Key ICD-10-CM Diagnosis Codes
CPB 0603 does not list specific ICD-10-CM codes. The exclusion applies categorically to the screening service regardless of diagnosis code. No diagnosis code combination will establish medical necessity for S8092 under this policy.
Why This Policy Matters More Than It Looks
On the surface, CPB 0603 looks like a simple non-coverage bulletin for a niche service. But total-body CT screening is growing in the direct-to-consumer market. Companies like Prenuvo have normalized the idea of whole-body MRI and CT as annual wellness tools, and patients with commercial insurance — including Aetna plans — are asking their physicians to order these scans with increasing frequency.

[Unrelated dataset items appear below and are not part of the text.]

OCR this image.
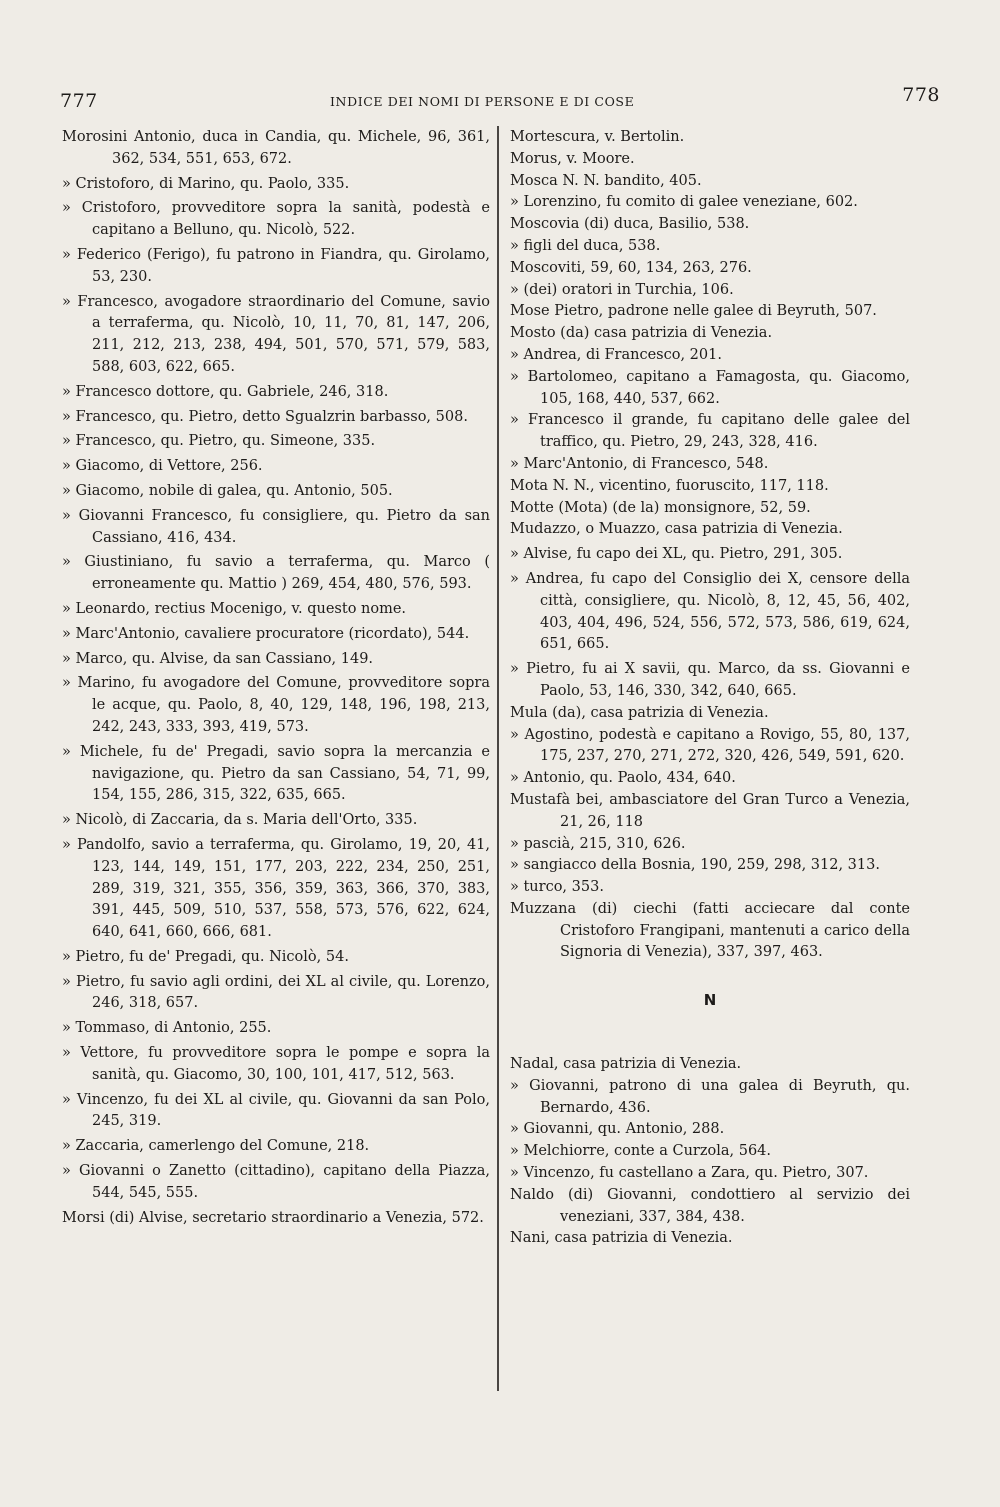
777	INDICE DEI NOMI DI PERSONE E DI COSE	778
Morosini Antonio, duca in Candia, qu. Michele, 96, 361, 362, 534, 551, 653, 672.
» Cristoforo, di Marino, qu. Paolo, 335.
» Cristoforo, provveditore sopra la sanità, podestà e capitano a Belluno, qu. Nicolò, 522.
» Federico (Ferigo), fu patrono in Fiandra, qu. Girolamo, 53, 230.
» Francesco, avogadore straordinario del Comune, savio a terraferma, qu. Nicolò, 10, 11, 70, 81, 147, 206, 211, 212, 213, 238, 494, 501, 570, 571, 579, 583, 588, 603, 622, 665.
» Francesco dottore, qu. Gabriele, 246, 318.
» Francesco, qu. Pietro, detto Sgualzrin barbasso, 508.
» Francesco, qu. Pietro, qu. Simeone, 335.
» Giacomo, di Vettore, 256.
» Giacomo, nobile di galea, qu. Antonio, 505.
» Giovanni Francesco, fu consigliere, qu. Pietro da san Cassiano, 416, 434.
» Giustiniano, fu savio a terraferma, qu. Marco ( erroneamente qu. Mattio ) 269, 454, 480, 576, 593.
» Leonardo, rectius Mocenigo, v. questo nome.
» Marc'Antonio, cavaliere procuratore (ricordato), 544.
» Marco, qu. Alvise, da san Cassiano, 149.
» Marino, fu avogadore del Comune, provveditore sopra le acque, qu. Paolo, 8, 40, 129, 148, 196, 198, 213, 242, 243, 333, 393, 419, 573.
» Michele, fu de' Pregadi, savio sopra la mercanzia e navigazione, qu. Pietro da san Cassiano, 54, 71, 99, 154, 155, 286, 315, 322, 635, 665.
» Nicolò, di Zaccaria, da s. Maria dell'Orto, 335.
» Pandolfo, savio a terraferma, qu. Girolamo, 19, 20, 41, 123, 144, 149, 151, 177, 203, 222, 234, 250, 251, 289, 319, 321, 355, 356, 359, 363, 366, 370, 383, 391, 445, 509, 510, 537, 558, 573, 576, 622, 624, 640, 641, 660, 666, 681.
» Pietro, fu de' Pregadi, qu. Nicolò, 54.
» Pietro, fu savio agli ordini, dei XL al civile, qu. Lorenzo, 246, 318, 657.
» Tommaso, di Antonio, 255.
» Vettore, fu provveditore sopra le pompe e sopra la sanità, qu. Giacomo, 30, 100, 101, 417, 512, 563.
» Vincenzo, fu dei XL al civile, qu. Giovanni da san Polo, 245, 319.
» Zaccaria, camerlengo del Comune, 218.
» Giovanni o Zanetto (cittadino), capitano della Piazza, 544, 545, 555.
Morsi (di) Alvise, secretario straordinario a Venezia, 572.
Mortescura, v. Bertolin.
Morus, v. Moore.
Mosca N. N. bandito, 405.
» Lorenzino, fu comito di galee veneziane, 602.
Moscovia (di) duca, Basilio, 538.
» figli del duca, 538.
Moscoviti, 59, 60, 134, 263, 276.
» (dei) oratori in Turchia, 106.
Mose Pietro, padrone nelle galee di Beyruth, 507.
Mosto (da) casa patrizia di Venezia.
» Andrea, di Francesco, 201.
» Bartolomeo, capitano a Famagosta, qu. Giacomo, 105, 168, 440, 537, 662.
» Francesco il grande, fu capitano delle galee del traffico, qu. Pietro, 29, 243, 328, 416.
» Marc'Antonio, di Francesco, 548.
Mota N. N., vicentino, fuoruscito, 117, 118.
Motte (Mota) (de la) monsignore, 52, 59.
Mudazzo, o Muazzo, casa patrizia di Venezia.
» Alvise, fu capo dei XL, qu. Pietro, 291, 305.
» Andrea, fu capo del Consiglio dei X, censore della città, consigliere, qu. Nicolò, 8, 12, 45, 56, 402, 403, 404, 496, 524, 556, 572, 573, 586, 619, 624, 651, 665.
» Pietro, fu ai X savii, qu. Marco, da ss. Giovanni e Paolo, 53, 146, 330, 342, 640, 665.
Mula (da), casa patrizia di Venezia.
» Agostino, podestà e capitano a Rovigo, 55, 80, 137, 175, 237, 270, 271, 272, 320, 426, 549, 591, 620.
» Antonio, qu. Paolo, 434, 640.
Mustafà bei, ambasciatore del Gran Turco a Venezia, 21, 26, 118
» pascià, 215, 310, 626.
» sangiacco della Bosnia, 190, 259, 298, 312, 313.
» turco, 353.
Muzzana (di) ciechi (fatti acciecare dal conte Cristoforo Frangipani, mantenuti a carico della Signoria di Venezia), 337, 397, 463.
N
Nadal, casa patrizia di Venezia.
» Giovanni, patrono di una galea di Beyruth, qu. Bernardo, 436.
» Giovanni, qu. Antonio, 288.
» Melchiorre, conte a Curzola, 564.
» Vincenzo, fu castellano a Zara, qu. Pietro, 307.
Naldo (di) Giovanni, condottiero al servizio dei veneziani, 337, 384, 438.
Nani, casa patrizia di Venezia.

That creates real exposure for imaging centers and ordering practices. The patient believes their insurance will cover it. The physician orders it. Your billing team submits S8092. Aetna denies it. Now you're collecting from a patient who didn't expect a bill.
The Aetna total-body CT screening coverage policy isn't going to change based on patient demand. Aetna's position is grounded in the evidence base, and the evidence hasn't shifted. Prepare your operations accordingly.